The recent leadership shuffle at Banesco USA may have resulted from problems in its compliance with the Bank Secrecy Act, according to a report in the South Florida Business Journal.

Banesco, based in Coral Gables, Fla., provided few details when it announced last week that former president and chief executive Rafael Saldaña had resigned. The $772 million-asset bank said that board member Seno Bril would serve as interim chief while it searched for a permanent replacement.

But new details behind Saldaña's departure emerged in the South Florida Business Journal article published Wednesday.
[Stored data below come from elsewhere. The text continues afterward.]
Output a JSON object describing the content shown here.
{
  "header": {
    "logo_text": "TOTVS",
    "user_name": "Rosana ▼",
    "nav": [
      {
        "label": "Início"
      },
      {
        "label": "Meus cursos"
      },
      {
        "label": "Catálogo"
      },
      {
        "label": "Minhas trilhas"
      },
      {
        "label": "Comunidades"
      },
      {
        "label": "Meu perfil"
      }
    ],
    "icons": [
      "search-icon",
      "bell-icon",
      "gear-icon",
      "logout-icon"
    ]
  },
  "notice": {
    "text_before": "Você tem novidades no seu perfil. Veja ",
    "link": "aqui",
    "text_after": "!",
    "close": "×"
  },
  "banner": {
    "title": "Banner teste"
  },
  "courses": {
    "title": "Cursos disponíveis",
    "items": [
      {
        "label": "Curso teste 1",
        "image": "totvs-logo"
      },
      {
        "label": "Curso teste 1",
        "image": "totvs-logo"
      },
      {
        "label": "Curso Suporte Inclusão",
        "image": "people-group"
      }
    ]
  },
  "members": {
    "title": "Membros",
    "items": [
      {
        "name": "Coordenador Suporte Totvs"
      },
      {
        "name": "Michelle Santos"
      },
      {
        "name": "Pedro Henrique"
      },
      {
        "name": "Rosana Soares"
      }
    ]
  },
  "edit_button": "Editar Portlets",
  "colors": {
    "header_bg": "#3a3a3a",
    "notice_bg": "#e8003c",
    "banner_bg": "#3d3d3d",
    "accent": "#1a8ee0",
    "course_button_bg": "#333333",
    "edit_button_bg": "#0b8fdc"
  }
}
The board ousted Saldaña over compliance issues with the anti-money laundering law, three anonymous sources told the Journal.

Banesco USA chairman Carlos Palomares confirmed in the article that BSA compliance was a concern at the bank, although he would not give Saldaña's reasons for leaving.
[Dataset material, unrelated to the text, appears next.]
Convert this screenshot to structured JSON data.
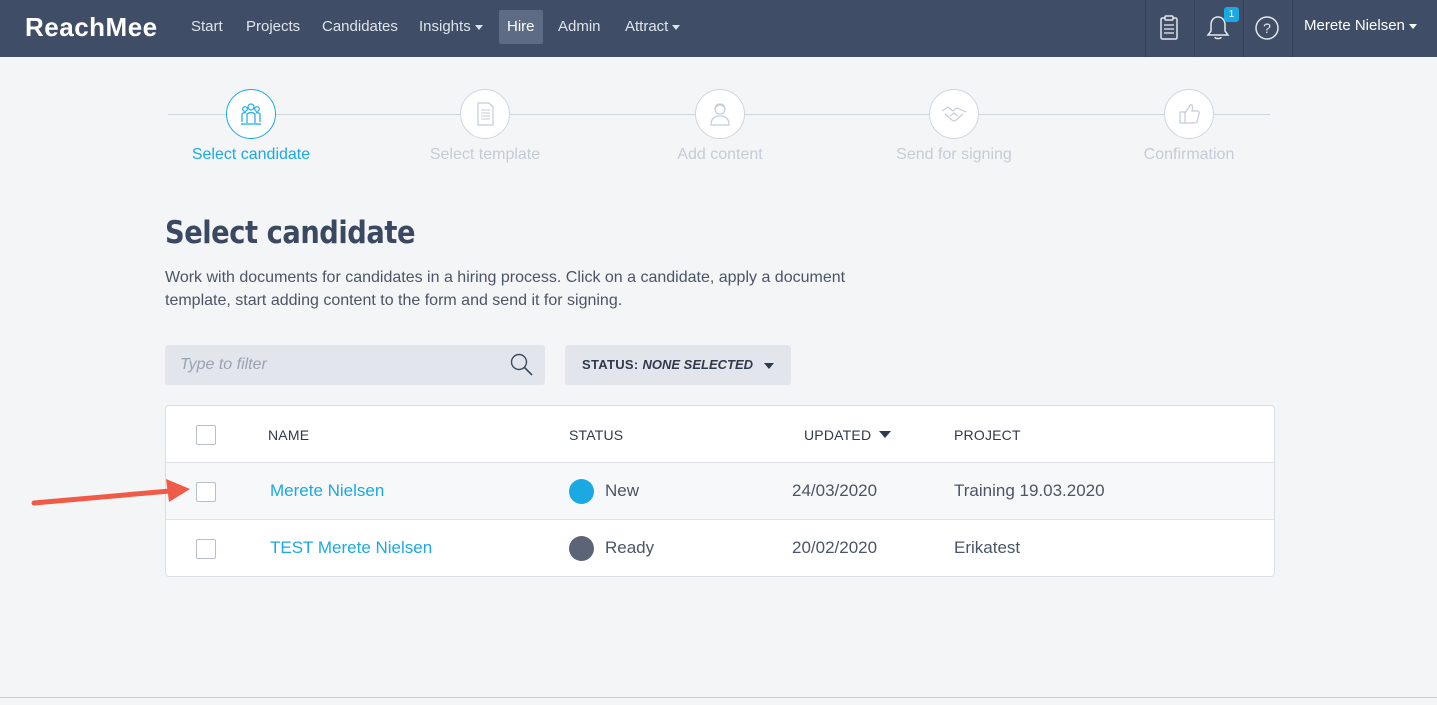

"We have seen very strong growth over the past several years and we are proud of the fact that the strong growth came on good performance of quality and assets," Palomares told the Journal. "But connected to that growth we found in a late 2012 audit there were some BSA monitoring procedures that were weak and that needed strengthening."
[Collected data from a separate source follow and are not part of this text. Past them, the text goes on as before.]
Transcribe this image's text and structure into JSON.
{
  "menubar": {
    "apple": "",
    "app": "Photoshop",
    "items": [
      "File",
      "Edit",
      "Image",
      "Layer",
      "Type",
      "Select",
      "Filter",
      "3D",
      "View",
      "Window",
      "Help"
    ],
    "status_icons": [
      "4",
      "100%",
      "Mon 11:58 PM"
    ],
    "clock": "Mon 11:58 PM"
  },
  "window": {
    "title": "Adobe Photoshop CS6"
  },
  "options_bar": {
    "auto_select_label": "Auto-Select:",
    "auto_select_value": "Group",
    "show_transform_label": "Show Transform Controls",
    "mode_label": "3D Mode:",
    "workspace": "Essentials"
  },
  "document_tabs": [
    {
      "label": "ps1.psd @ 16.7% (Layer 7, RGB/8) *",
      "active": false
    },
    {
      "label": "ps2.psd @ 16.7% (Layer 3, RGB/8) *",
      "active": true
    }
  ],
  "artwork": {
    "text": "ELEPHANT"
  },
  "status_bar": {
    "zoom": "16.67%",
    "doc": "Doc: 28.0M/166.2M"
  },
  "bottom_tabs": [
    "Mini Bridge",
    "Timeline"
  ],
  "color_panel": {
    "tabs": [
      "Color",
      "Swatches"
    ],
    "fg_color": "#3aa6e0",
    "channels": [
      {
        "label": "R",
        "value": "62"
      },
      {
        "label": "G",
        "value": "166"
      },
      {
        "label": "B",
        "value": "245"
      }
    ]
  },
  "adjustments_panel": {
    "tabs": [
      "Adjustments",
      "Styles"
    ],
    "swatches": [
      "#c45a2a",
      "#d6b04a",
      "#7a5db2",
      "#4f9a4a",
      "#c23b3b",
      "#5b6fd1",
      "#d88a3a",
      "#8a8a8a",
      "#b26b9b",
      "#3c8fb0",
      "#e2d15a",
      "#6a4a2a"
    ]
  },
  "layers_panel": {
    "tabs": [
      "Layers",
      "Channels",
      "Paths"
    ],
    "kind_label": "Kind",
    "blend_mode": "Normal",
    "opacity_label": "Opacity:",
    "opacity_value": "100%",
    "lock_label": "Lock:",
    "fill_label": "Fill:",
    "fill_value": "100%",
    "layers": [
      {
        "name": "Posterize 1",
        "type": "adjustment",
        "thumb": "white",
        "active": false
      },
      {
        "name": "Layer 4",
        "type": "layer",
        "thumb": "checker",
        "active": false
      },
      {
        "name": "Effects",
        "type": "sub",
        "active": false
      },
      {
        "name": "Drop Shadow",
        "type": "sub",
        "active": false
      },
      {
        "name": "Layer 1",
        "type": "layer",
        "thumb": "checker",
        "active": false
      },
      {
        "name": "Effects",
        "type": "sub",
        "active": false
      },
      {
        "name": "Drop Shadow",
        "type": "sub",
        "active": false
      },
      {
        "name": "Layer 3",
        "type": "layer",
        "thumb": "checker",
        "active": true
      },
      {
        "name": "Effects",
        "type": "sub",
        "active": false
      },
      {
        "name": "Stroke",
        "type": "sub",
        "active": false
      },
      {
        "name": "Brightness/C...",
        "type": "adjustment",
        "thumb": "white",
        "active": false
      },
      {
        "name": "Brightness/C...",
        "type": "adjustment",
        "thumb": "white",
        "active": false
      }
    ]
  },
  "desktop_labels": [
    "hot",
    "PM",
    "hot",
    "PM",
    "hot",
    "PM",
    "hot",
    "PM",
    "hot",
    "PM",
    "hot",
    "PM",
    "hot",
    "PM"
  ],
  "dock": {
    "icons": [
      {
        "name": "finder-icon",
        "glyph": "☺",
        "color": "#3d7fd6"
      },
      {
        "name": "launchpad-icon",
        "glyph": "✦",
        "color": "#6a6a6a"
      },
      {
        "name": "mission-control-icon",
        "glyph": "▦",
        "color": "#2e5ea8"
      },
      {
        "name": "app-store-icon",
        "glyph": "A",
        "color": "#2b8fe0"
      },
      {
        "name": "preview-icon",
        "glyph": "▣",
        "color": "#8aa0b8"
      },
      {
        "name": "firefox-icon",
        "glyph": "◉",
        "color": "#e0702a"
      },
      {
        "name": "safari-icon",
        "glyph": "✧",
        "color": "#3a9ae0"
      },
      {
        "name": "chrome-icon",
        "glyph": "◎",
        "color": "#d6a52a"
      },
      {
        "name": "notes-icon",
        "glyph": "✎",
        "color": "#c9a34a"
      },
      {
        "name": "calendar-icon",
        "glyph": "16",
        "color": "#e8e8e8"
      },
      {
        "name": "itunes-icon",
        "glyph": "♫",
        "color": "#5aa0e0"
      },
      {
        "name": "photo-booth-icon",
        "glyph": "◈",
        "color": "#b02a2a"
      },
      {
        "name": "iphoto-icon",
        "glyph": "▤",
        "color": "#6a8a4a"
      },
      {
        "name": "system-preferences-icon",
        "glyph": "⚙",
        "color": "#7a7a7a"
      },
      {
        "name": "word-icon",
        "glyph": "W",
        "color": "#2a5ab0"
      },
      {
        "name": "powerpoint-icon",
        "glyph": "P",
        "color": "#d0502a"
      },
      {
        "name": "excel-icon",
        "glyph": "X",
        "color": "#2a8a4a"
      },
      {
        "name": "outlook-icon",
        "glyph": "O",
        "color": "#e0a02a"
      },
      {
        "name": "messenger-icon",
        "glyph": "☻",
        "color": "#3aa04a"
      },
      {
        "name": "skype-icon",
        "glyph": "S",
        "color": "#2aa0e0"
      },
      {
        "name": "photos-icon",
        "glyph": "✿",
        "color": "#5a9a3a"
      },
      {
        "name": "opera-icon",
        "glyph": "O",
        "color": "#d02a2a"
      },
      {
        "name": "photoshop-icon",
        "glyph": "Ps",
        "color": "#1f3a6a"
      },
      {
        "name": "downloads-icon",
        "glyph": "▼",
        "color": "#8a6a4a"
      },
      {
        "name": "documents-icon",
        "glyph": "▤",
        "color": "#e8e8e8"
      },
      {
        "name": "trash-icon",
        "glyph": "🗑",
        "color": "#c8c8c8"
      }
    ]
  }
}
The bank has developed a plan to improve the monitoring process and hired an executive vice president and chief administrative and risk officer, Alba Prestamo, in late 2012, Palomares said in the article. He added that the bank had found no evidence of money laundering by customers.

Saldaña and Bril did not immediately return American Banker's calls seeking comment. A spokesman for the bank confirmed the accuracy of Palomares' remarks in the Journal.